A: Let $\dim(V) = n$ and $|G| = p^{k}$. There are $p^n -1$ non-zero vectors in $V$.  Now consider the orbits of $G$ on $V$.  Every element of $V$ fixes $0$, so the other $p^n -1$ vectors are partitioned by these orbits.  
Consider an orbit $O$, and look at the action induced by $G$ on $O$.  The kernel of this action must be a subgroup $H \leq G$, so since $G$ has prime power order order, $|H| = p^{i}$ for some $0 \leq i \leq k$.  The orbit stabilizer theorem tells us that $|O| = |G|/|H| = p^{k-i}$, this means that $|O|$ is either $1$ or a power of $p$ (I do know that $1=p^{0}$ but I just want to emphasize this).
Okay, now back to the orbit partition on $V$: since $p$ does not divide $p^{n}-1$, we cannot have $V \setminus \{0\}$ completely partitioned into nontrivial orbits having size a power of $p$.  Therefore we must have fixed vectors.
Okay to address the second part: once you pick a vector $v_{1} \in V$ that is fixed by $G$, you can look at the quotient space $V^{1} = V/\langle v_{1} \rangle$, which is again finite-dimensional.

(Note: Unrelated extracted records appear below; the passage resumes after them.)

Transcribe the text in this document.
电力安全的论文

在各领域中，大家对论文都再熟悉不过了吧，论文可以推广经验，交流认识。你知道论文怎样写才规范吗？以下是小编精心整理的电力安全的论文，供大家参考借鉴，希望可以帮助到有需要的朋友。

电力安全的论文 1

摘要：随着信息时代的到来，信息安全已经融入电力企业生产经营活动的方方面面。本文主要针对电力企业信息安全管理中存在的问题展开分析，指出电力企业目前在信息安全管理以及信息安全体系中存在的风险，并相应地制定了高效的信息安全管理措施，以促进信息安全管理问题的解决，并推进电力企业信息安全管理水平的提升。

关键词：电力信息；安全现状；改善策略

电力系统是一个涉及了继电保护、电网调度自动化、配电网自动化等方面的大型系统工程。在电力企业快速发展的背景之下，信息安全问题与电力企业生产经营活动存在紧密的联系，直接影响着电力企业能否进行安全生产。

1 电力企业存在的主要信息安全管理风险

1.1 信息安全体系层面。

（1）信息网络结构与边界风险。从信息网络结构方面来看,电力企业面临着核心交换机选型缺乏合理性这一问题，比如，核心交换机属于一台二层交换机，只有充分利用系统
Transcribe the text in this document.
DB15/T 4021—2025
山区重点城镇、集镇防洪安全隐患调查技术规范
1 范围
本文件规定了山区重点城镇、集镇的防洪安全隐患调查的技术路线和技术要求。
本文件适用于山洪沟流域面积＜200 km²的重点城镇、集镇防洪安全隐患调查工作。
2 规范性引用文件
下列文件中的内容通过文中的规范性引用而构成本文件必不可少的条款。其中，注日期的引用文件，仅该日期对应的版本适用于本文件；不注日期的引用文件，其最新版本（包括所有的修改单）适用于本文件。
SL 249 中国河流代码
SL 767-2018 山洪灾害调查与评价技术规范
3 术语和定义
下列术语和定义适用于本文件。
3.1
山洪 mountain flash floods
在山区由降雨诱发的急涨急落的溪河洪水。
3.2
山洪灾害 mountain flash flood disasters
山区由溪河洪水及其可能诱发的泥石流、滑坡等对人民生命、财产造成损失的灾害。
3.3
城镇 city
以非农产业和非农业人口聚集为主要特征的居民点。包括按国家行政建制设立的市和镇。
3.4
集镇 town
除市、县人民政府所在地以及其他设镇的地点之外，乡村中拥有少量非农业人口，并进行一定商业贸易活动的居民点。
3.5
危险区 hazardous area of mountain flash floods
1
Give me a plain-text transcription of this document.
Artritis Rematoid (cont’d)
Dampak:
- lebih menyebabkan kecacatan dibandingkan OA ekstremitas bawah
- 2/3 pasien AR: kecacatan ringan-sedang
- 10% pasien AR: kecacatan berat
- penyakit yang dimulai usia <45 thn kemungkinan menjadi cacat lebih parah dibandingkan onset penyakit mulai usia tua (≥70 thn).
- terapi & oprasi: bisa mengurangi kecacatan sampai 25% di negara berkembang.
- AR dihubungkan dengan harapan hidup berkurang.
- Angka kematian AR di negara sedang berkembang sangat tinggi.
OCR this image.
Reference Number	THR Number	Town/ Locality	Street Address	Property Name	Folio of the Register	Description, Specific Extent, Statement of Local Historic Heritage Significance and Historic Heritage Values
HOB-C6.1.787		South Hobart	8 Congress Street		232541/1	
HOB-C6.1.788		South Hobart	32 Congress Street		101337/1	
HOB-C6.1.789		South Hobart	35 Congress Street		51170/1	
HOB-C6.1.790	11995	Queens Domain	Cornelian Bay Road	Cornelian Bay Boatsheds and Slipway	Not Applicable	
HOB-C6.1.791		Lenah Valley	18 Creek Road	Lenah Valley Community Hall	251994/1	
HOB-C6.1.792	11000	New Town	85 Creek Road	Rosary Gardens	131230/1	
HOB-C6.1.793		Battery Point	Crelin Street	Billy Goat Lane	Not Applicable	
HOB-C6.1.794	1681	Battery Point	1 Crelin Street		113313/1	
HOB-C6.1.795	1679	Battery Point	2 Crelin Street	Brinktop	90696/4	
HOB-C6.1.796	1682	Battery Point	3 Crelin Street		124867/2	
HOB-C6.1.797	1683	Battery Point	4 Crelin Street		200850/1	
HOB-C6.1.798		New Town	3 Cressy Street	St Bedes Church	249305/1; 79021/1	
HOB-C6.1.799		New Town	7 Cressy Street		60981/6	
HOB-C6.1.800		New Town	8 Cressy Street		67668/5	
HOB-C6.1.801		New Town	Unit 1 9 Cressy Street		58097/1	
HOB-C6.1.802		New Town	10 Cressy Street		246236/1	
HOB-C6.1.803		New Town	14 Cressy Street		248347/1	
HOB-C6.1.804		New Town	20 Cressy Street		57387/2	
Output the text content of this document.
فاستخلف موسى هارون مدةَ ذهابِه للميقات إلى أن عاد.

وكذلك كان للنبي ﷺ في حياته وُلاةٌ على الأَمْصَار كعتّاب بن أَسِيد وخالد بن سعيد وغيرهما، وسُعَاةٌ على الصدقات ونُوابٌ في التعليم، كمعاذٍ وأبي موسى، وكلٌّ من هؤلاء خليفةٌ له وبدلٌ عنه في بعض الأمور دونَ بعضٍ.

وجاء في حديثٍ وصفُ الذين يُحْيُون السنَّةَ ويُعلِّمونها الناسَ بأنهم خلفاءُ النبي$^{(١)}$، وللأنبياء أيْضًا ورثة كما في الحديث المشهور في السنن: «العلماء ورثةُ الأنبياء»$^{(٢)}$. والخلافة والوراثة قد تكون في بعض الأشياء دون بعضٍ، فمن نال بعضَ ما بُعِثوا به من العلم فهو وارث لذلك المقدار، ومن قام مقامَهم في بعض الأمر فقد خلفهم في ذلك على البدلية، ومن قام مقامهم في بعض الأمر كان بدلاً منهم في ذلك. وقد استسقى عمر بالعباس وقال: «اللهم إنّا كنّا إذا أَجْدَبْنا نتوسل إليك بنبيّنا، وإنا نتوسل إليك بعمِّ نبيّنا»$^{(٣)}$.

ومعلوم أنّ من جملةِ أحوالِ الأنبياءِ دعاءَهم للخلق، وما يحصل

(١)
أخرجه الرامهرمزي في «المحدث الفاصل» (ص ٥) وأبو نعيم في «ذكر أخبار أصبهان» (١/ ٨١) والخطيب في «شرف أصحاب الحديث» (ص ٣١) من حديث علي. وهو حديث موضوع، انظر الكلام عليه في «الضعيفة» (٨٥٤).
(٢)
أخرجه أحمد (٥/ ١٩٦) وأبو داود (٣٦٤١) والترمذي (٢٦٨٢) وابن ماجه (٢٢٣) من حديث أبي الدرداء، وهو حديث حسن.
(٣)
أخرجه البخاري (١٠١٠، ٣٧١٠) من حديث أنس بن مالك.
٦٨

So you can pick another fixed vector $v_{2} \in V^{\prime}$, etc... until you have vectors $v_{1}, \ldots, v_{n}$.  This will give you a nested sequence of subspaces 
$$\langle v_{1} \rangle \leq \langle v_{1}, v_{2} \rangle \leq \cdots \leq \langle v_{1}, \ldots, v_{n} \rangle$$
that are each stabilized by $G$.  Thus this basis will give your representation as a unitriangular matrix.
A: Nice answers by others! (+1) Here's a hint for a different approach assuming basic Sylow theory has been covered:


*

*Any $p$-subgroup is contained in a Sylow $p$-subgroup.

*The unitriangular matrices form a Sylow $p$-subgroup.

*Therefore the given $p$-subgroup is conjugate to a subgroup of unitriangular matrices.